I was only a small child when the dual carriageway was constucted, but I remember the screening that was put around the churchyard, as the remains were cleared away.

 

I remember the Star-paper making a huge fuss about some supposed "inappropriateness" when the area round the Cathedral and Cutlers Hall had the exhumation work going on, for the Supertram development.

 

I'm not sure, I think, personally, it might have been just sensationalism, a "juicy" story.
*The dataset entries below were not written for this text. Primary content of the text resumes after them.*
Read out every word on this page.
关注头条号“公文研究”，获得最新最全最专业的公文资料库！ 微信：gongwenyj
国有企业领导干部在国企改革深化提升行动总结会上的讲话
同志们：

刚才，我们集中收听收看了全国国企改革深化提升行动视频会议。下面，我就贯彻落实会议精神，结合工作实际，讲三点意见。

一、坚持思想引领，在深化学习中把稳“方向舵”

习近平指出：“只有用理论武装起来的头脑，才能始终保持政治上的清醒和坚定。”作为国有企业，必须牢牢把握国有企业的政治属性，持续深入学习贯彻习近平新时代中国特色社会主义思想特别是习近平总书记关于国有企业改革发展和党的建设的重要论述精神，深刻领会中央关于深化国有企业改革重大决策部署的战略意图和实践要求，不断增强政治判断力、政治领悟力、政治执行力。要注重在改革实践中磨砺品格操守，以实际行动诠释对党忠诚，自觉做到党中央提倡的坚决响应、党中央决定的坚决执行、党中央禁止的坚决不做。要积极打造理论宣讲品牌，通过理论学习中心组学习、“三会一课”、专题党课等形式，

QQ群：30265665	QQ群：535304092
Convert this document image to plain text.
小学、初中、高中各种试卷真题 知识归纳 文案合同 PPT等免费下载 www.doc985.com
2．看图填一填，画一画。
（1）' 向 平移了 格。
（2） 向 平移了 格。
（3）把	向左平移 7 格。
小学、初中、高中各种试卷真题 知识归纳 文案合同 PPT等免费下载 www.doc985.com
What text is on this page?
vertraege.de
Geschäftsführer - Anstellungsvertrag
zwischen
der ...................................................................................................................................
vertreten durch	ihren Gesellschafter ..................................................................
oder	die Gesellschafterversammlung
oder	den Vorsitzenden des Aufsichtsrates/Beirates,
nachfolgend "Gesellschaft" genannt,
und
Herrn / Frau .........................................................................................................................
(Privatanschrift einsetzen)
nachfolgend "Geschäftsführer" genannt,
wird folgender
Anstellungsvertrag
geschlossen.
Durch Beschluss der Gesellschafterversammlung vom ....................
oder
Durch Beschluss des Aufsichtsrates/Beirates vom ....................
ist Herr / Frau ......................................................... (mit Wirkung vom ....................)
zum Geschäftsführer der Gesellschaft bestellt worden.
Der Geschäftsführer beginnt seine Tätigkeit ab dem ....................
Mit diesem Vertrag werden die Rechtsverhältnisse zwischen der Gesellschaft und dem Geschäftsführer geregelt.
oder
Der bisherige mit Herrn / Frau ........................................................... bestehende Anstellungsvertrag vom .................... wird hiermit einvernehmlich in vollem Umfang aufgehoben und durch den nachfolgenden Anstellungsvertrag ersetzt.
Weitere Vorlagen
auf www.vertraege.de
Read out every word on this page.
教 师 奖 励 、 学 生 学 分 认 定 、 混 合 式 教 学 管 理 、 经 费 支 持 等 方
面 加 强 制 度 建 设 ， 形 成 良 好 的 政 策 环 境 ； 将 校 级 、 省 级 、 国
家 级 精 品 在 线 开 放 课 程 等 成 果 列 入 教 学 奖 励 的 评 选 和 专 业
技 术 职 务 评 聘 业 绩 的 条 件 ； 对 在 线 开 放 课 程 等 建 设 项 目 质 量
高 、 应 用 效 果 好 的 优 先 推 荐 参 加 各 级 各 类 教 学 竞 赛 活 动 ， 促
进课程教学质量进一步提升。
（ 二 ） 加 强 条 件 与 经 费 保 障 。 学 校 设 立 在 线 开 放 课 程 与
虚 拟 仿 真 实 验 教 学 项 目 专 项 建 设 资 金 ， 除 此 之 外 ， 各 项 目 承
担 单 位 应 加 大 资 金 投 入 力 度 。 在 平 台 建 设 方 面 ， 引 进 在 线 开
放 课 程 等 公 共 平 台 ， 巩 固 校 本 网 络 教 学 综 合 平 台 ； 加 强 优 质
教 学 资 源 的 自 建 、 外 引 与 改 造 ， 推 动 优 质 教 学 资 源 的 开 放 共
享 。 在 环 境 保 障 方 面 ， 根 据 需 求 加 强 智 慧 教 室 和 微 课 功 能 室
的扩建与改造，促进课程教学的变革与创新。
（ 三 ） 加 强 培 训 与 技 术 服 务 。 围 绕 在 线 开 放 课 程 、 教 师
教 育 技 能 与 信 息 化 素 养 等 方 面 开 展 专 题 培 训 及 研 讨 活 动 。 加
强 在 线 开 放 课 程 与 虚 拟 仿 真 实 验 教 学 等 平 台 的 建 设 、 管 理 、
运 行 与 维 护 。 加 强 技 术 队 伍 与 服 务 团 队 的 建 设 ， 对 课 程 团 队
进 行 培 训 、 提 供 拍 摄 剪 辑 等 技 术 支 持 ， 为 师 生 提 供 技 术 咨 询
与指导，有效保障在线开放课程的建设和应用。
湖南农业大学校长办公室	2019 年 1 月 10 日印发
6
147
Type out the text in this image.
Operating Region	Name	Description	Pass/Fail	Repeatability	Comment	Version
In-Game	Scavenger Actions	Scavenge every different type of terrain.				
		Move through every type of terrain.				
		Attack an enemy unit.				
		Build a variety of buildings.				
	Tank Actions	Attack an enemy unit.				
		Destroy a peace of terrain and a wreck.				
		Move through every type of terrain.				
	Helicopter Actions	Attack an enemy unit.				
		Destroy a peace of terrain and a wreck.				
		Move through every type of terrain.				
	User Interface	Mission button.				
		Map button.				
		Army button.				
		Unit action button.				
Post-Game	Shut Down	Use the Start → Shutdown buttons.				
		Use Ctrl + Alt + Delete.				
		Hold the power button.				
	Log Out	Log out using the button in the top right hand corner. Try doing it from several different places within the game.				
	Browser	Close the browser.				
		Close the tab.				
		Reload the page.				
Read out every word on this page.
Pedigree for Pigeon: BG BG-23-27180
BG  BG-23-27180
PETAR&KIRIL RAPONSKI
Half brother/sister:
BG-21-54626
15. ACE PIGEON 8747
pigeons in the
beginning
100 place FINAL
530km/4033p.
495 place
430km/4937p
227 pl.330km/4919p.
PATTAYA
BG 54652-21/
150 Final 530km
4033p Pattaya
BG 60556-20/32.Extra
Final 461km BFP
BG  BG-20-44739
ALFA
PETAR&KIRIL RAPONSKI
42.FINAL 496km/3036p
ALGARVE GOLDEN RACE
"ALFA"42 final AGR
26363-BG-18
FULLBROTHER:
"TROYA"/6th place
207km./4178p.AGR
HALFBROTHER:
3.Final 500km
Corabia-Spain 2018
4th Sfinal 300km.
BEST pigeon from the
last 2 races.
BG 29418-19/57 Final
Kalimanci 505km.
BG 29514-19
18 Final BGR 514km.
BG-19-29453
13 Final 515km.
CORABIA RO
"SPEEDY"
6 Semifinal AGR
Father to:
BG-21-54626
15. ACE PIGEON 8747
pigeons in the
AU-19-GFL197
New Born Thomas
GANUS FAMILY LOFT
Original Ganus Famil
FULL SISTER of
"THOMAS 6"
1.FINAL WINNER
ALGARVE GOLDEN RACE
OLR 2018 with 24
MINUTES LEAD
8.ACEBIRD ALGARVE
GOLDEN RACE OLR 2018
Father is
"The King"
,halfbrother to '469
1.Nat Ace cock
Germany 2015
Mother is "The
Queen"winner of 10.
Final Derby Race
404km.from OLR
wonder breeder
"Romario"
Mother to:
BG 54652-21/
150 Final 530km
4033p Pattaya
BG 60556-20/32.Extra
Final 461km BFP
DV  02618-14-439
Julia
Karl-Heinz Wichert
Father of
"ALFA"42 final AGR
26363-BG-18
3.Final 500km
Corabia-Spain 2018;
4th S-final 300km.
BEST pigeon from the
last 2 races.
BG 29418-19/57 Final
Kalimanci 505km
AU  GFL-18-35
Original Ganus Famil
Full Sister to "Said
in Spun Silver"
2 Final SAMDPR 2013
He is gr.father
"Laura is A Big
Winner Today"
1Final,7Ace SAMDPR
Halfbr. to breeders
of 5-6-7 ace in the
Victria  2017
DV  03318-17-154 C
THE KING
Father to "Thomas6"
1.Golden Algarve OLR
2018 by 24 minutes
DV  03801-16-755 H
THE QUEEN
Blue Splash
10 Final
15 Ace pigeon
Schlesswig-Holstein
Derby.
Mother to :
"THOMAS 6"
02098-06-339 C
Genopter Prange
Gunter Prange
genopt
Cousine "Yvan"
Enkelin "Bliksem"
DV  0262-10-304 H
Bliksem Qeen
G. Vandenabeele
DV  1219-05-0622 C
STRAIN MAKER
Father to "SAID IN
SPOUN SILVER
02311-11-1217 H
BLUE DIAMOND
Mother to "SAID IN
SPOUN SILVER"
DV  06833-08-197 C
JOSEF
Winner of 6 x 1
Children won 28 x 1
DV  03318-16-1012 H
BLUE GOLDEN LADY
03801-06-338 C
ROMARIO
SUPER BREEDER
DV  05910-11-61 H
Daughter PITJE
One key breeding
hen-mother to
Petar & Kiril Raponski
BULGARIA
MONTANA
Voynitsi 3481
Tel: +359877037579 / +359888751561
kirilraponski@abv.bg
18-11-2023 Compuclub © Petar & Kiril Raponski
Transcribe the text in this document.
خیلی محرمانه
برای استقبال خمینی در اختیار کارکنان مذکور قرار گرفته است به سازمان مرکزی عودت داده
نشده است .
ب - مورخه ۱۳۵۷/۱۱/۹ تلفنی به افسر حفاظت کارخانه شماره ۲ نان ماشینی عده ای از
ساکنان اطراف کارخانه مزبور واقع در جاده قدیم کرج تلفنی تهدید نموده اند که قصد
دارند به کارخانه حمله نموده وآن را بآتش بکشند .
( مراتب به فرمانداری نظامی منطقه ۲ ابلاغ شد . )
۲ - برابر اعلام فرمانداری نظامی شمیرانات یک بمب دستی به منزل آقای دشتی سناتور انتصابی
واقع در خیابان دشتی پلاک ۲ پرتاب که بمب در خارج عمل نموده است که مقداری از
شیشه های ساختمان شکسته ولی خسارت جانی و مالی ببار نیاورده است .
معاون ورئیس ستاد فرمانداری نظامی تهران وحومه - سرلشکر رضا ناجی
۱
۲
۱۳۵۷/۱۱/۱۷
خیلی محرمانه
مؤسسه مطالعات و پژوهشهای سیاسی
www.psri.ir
Because of the height of the buildings that surround the area in question, it would have been quite hard to have screens high enough to totally block sight-lines, and yet be safe, and keep enough light to see what the excavation team were doing..

 

I think that enough was done at the time, (both in regard to the Cathredral, and at Saint Mary's) to prevent the general public from being disturbed or offended at the work, and being able to gawp at the dig, eg from the top deck of passing buses etc. (I can't think of the right word... "their "sensibilities offended...?")

 

I think it would have been *more* disrespectful, knowing that the burials were there, to have left the remains there, and have the trams going over them, than to exhume them and inter them in a safe/ respectful place, such as City Road Cem, or Hutcliffe Wood.

 

As Hotphil says; the folks who are being exhumed and reinterred are hardly going to be bothered, are they?

 

The burials concerned date from over 2/300 years ago, anyway, because the area around the Cathedral was hugely developed from the 1750s or thereabouts.